Der Löwe als afrikanische Raubkatze
Der Löwe gehört zur Familie der Katzen und gilt als eines der bekanntesten Landraubtiere der Erde. Hauptsächlich leben diese Raubkatzen in den Savannen und offenen Graslandschaften Afrikas, während eine kleine Restpopulation im Gir-Nationalpark in Indien vorkommt. Im Gegensatz zu den meisten anderen Katzenarten sind Löwen sehr gesellige Tiere. Sie leben in sozialen Einheiten, den sogenannten Rudeln. Ein Rudel besteht meist aus mehreren miteinander verwandten Weibchen, deren Nachwuchs sowie einigen ausgewachsenen Männchen. Die Weibchen übernehmen einen Großteil der Jagd, während die Männchen vor allem für die Verteidigung des Reviers zuständig sind. Durch das Zusammenleben in der Gruppe können Löwen auch größere Beutetiere wie Antilopen oder Zebras erbeuten.

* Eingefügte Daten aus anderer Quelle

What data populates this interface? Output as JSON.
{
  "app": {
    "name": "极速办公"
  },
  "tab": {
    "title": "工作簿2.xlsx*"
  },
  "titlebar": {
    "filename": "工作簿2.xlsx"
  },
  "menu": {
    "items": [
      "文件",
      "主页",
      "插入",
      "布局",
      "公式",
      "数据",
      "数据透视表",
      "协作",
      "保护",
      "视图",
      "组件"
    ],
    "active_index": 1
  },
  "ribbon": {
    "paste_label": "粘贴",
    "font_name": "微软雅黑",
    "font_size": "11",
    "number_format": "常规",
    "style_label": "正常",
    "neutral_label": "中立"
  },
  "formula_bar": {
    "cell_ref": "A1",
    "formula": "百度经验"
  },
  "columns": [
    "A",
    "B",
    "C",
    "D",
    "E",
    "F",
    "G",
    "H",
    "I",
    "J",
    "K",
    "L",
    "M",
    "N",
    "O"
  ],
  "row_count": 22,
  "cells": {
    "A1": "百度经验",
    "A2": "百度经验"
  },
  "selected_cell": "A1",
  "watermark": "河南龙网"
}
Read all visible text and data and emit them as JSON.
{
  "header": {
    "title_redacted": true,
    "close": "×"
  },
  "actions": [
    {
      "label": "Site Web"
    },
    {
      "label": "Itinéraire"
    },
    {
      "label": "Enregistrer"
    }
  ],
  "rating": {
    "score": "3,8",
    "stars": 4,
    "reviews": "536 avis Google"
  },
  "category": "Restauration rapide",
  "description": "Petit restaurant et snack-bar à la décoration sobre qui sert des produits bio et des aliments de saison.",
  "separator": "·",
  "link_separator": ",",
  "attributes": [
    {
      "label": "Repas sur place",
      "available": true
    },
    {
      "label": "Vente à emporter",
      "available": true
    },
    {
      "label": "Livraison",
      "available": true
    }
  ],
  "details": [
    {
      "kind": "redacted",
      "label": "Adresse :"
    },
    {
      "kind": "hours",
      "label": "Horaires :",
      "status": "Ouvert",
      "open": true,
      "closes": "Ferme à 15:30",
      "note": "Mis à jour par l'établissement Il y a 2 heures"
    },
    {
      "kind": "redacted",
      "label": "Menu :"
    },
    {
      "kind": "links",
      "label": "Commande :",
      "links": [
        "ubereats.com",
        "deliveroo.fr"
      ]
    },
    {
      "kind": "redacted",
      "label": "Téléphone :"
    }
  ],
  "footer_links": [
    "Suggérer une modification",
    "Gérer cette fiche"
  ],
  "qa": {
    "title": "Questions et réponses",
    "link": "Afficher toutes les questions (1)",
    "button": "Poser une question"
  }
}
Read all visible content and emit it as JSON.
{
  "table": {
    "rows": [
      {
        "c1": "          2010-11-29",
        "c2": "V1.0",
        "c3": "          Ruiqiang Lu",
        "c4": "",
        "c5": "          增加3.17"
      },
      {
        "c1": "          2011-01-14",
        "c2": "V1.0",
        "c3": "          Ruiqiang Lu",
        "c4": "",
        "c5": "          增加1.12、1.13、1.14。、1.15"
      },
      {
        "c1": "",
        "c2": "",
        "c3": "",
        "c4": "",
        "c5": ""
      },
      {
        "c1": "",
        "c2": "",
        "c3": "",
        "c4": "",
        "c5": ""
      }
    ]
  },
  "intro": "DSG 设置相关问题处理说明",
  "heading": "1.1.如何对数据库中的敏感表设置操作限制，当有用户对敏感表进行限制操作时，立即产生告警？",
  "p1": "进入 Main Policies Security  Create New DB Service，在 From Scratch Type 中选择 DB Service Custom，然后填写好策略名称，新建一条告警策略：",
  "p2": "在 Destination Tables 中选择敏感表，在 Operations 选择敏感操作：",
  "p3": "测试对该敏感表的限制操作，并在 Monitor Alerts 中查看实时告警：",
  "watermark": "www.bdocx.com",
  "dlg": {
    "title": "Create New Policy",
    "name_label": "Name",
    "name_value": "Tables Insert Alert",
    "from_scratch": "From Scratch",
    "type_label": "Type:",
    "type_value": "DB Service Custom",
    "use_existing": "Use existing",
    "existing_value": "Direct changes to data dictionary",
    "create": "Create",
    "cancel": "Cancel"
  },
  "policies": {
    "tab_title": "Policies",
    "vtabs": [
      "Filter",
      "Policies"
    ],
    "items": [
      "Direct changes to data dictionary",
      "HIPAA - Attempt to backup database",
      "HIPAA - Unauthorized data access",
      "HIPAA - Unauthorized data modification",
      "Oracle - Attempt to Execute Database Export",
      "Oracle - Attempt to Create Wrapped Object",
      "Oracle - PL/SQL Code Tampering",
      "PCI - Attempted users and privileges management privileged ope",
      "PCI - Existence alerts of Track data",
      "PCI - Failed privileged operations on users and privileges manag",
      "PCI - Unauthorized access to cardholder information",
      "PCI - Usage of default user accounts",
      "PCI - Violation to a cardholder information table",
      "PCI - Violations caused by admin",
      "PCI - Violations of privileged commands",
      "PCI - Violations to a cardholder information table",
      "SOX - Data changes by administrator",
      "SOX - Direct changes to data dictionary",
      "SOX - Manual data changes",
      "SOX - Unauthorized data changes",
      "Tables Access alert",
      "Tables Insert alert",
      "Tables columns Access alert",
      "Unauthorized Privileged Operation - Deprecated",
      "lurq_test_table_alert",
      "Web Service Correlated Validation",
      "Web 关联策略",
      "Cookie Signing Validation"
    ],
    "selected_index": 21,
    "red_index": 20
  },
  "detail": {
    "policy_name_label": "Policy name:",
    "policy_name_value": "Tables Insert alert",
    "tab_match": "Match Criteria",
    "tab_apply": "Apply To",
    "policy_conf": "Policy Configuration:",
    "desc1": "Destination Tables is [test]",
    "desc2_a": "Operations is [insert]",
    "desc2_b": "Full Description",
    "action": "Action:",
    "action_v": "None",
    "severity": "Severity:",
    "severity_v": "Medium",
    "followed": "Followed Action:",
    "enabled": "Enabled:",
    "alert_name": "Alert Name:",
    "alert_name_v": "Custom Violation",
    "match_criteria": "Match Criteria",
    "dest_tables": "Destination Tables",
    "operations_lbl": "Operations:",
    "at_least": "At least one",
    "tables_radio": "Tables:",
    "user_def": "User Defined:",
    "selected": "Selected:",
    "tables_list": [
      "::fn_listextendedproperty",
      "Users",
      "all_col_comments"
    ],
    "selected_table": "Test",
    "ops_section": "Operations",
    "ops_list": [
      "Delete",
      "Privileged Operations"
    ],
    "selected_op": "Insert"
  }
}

Körperbau und äußere Merkmale
Löwen besitzen einen kräftigen, muskulösen Körperbau mit einem breiten Kopf und starken Pfoten. Ausgewachsene Männchen wirken durch ihre auffällige Mähne besonders wuchtig und hoch aufragend. Die Mähne rahmt den Kopf ein und lässt das Tier optisch noch größer erscheinen. Weibliche Löwen haben keine Mähne. Ihr Körper wirkt schlanker, was ihnen bei der Jagd eine hohe Wendigkeit verleiht. Jungtiere sind im Vergleich zu den adulten Tieren recht zierlich und tragen in den ersten Lebensmonaten ein leicht geflecktes Fell. Diese Flecken dienen im hohen Gras als natürliche Tarnung. Das dichte, kurze Fell der erwachsenen Tiere bietet Schutz vor Sonne und Dornen im Buschland.
Bedeutung wichtiger Begriffe
Um die Lebensweise dieser Raubkatzen besser zu verstehen, helfen ein paar Begriffe aus der Tierbeobachtung. Das Rudel beschreibt die feste Gemeinschaft, in der Löwen zusammenleben und sich gegenseitig schützen. Ein weiteres wichtiges Wort ist das Revier. Damit wird das Gebiet bezeichnet, das ein Rudel für sich beansprucht und gegen fremde Artgenossen verteidigt. Auch der Begriff der Dämmerungsaktivität ist zentral: Löwen verbringen den heißen Tag meist ruhend im Schatten von Bäumen, um Energie zu sparen. Erst wenn die Sonne sinkt, nimmt ihre Aktivität zu, und sie begeben sich auf Beutesuche.
Farbgebung und Blick auf den Lebensraum
Beim Ausmalen der Motive kannst du verschiedene Naturtöne wählen. Das Fell erwachsener Löwen variiert zwischen hellem Sandgelb, warmem Ocker und gelblich-braunen Nuancen. Die Mähne der Männchen reicht farblich von blonden Tönen bis zu sehr dunklem Braun. Der Bauch ist meist etwas heller. Für feine Übergänge im Fell eignen sich Buntstifte gut, da du mit ihnen sanfte Schattierungen zeichnest. Wenn du Hintergründe wie getrocknetes Gras oder Felsen gestaltest, bieten Wachsmalkreiden eine gute Abdeckung. Die Beschäftigung mit Löwen Ausmalbilder gibt einen sachlichen Einblick in die Tierwelt Afrikas. In Schutzgebieten wird heute daran gearbeitet, die Lebensräume der Löwen langfristig zu bewahren.